A master finding contains all of the relevant information about a vulnerability without being specific to any asset or environment. This includes a description of the vulnerability, assessed business impact, and severity. A master finding might also include remediation, verification, or exploitation instructions as well as references to external sources, such as a Microsoft bulletin.

Selection of master finding examples
  • SQL injection
  • Cross-site scripting (XSS)
  • Patch missing
  • Information disclosure
  • Vulnerable TLS version

Master findings are automatically created when test or scan data is imported for a specific vulnerability that has not been encountered prior. Newly created master findings copy the available information from the scanner as a placeholder until the master finding can be updated with information from a penetration tester or other qualified resource. If findings for the same vulnerability are imported into Resolve later, they are automatically correlated to that master finding.

Resolve also has a built-in findings that you can leverage.
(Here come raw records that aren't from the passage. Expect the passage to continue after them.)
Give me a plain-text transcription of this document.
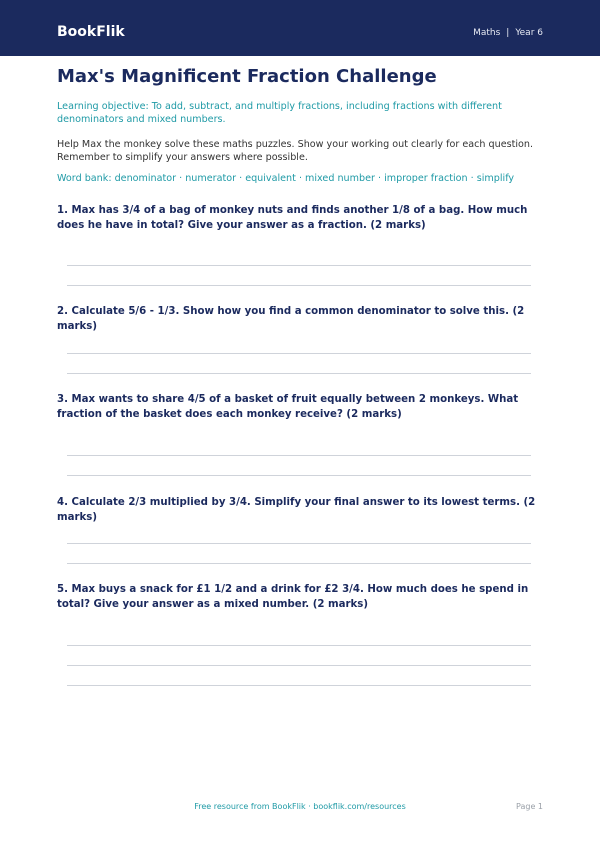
BookFlik	Maths | Year 6
Max's Magnificent Fraction Challenge
Learning objective: To add, subtract, and multiply fractions, including fractions with different denominators and mixed numbers.
Help Max the monkey solve these maths puzzles. Show your working out clearly for each question. Remember to simplify your answers where possible.
Word bank: denominator · numerator · equivalent · mixed number · improper fraction · simplify
1. Max has 3/4 of a bag of monkey nuts and finds another 1/8 of a bag. How much does he have in total? Give your answer as a fraction. (2 marks)
2. Calculate 5/6 - 1/3. Show how you find a common denominator to solve this. (2 marks)
3. Max wants to share 4/5 of a basket of fruit equally between 2 monkeys. What fraction of the basket does each monkey receive? (2 marks)
4. Calculate 2/3 multiplied by 3/4. Simplify your final answer to its lowest terms. (2 marks)
5. Max buys a snack for £1 1/2 and a drink for £2 3/4. How much does he spend in total? Give your answer as a mixed number. (2 marks)
Free resource from BookFlik · bookflik.com/resources	Page 1
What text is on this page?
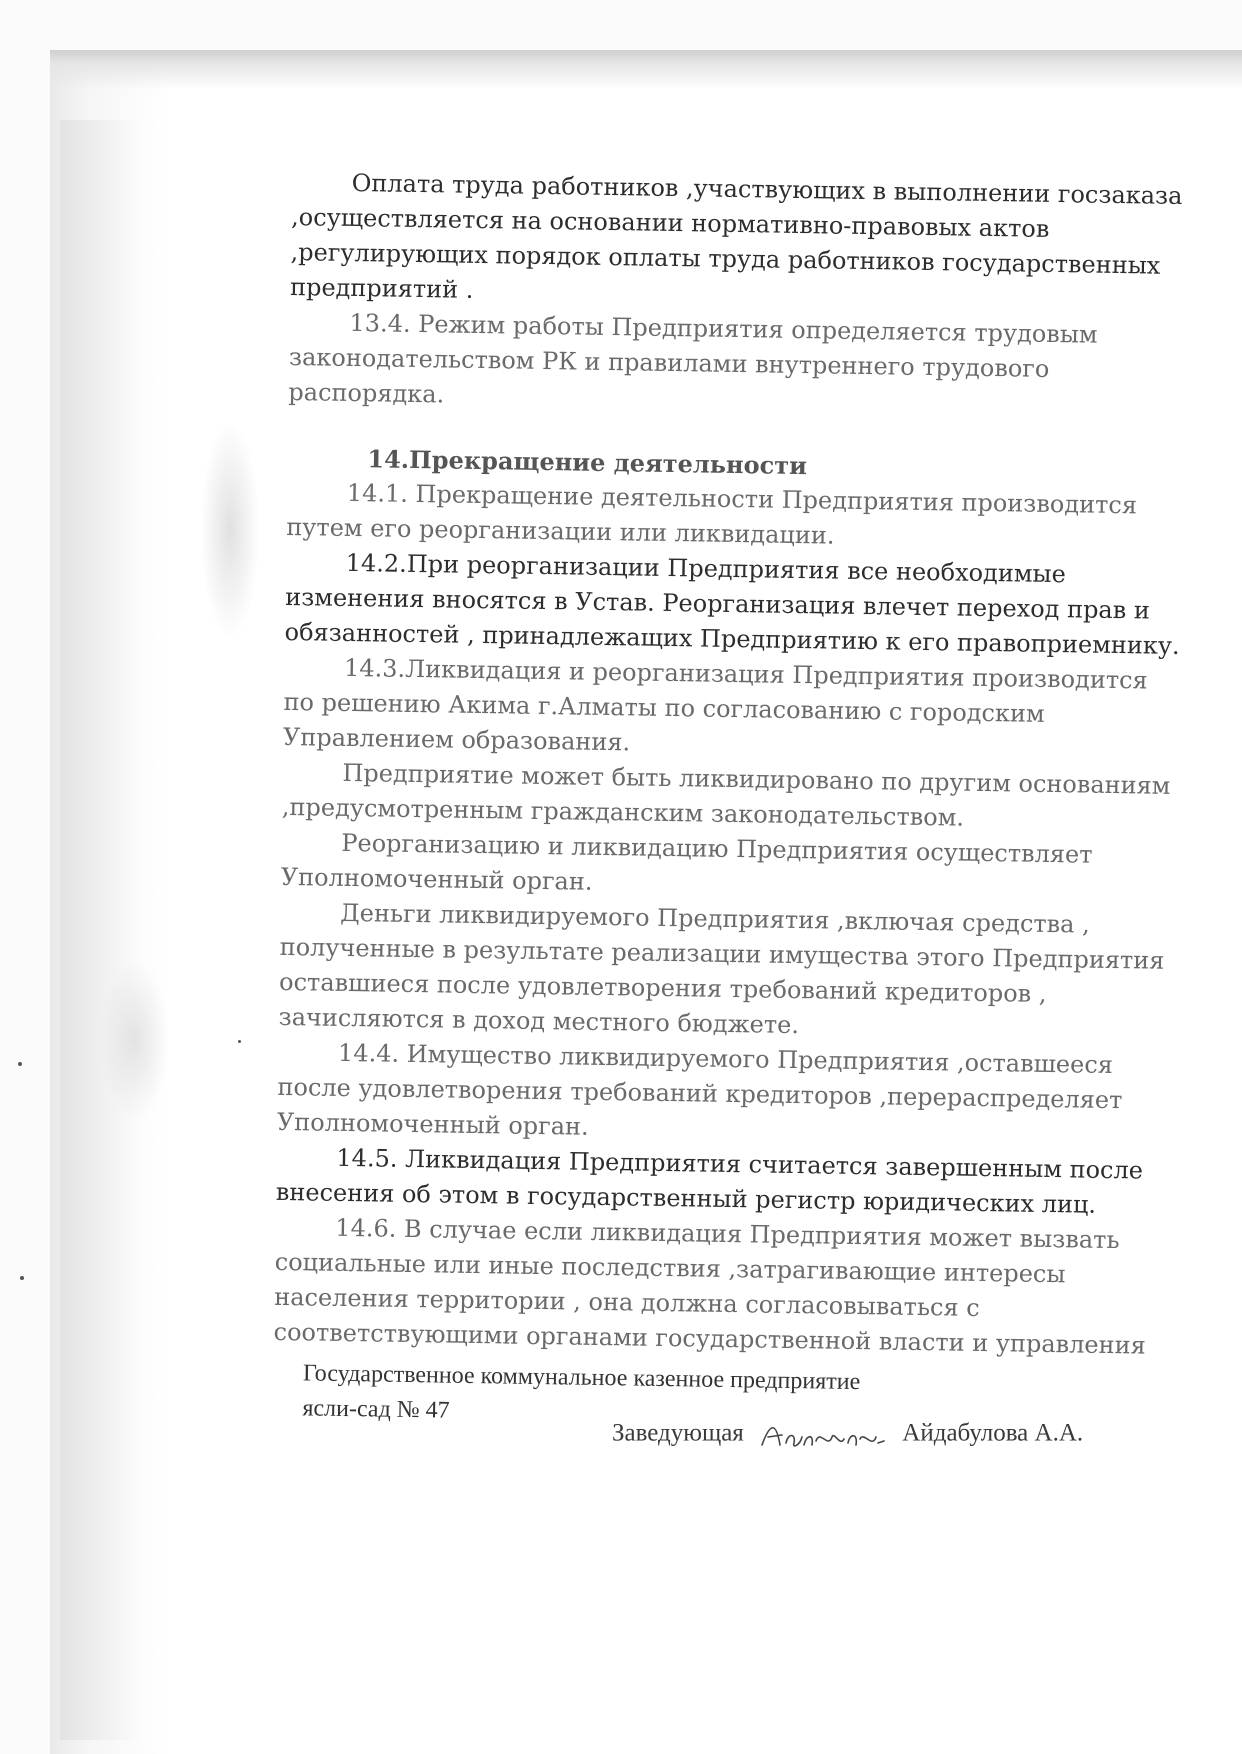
Оплата труда работников ,участвующих в выполнении госзаказа ,осуществляется на основании нормативно-правовых актов ,регулирующих порядок оплаты труда работников государственных предприятий .

13.4. Режим работы Предприятия определяется трудовым законодательством РК и правилами внутреннего трудового распорядка.

14.Прекращение деятельности

14.1. Прекращение деятельности Предприятия производится путем его реорганизации или ликвидации.

14.2.При реорганизации Предприятия все необходимые изменения вносятся в Устав. Реорганизация влечет переход прав и обязанностей , принадлежащих Предприятию к его правоприемнику.

14.3.Ликвидация и реорганизация Предприятия производится по решению Акима г.Алматы по согласованию с городским Управлением образования.

Предприятие может быть ликвидировано по другим основаниям ,предусмотренным гражданским законодательством.

Реорганизацию и ликвидацию Предприятия осуществляет Уполномоченный орган.

Деньги ликвидируемого Предприятия ,включая средства , полученные в результате реализации имущества этого Предприятия оставшиеся после удовлетворения требований кредиторов , зачисляются в доход местного бюджете.

14.4. Имущество ликвидируемого Предприятия ,оставшееся после удовлетворения требований кредиторов ,перераспределяет Уполномоченный орган.

14.5. Ликвидация Предприятия считается завершенным после внесения об этом в государственный регистр юридических лиц.

14.6. В случае если ликвидация Предприятия может вызвать социальные или иные последствия ,затрагивающие интересы населения территории , она должна согласовываться с соответствующими органами государственной власти и управления

Государственное коммунальное казенное предприятие
ясли-сад № 47
Заведующая	Айдабулова А.А.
This pre-existing data set has all of the most common vulnerabilities with NetSPI definitions.

You are not required to use the definitions provided by NetSPI or master findings created from imported data; you can create and define your own master findings. You can also modify any existing master findings to suit the needs of your environment.

Master finding relationship

The illustration shows the relationship in Resolve between master findings, assets, instances, and findings.

Master finding variations

The information used in a master finding, such as the description, instructions, and references, comes from the associated master finding variation. You can add variations to a master finding that contain different information.

For example, the same vulnerability has been discovered on several different web servers in your organization's environment. These servers are not in the same network segment or even in the same site or department. Because of this, the process of verifying and remediating the vulnerability differs depending on where the server is located. Instead of maintaining separate master findings for these cases, you can create a variation for each case belonging to the same master finding.

Correlation references

A correlation reference is a construct used by Resolve to link a finding to a master finding. A correlation reference also provides historical details about a master finding as it was originally imported, including information about the tool that generated it. Effectively, it's a carbon copy of the master finding at the time of creation that preserves the original data. The correlation reference also preserves the relationship of the original finding to the master finding.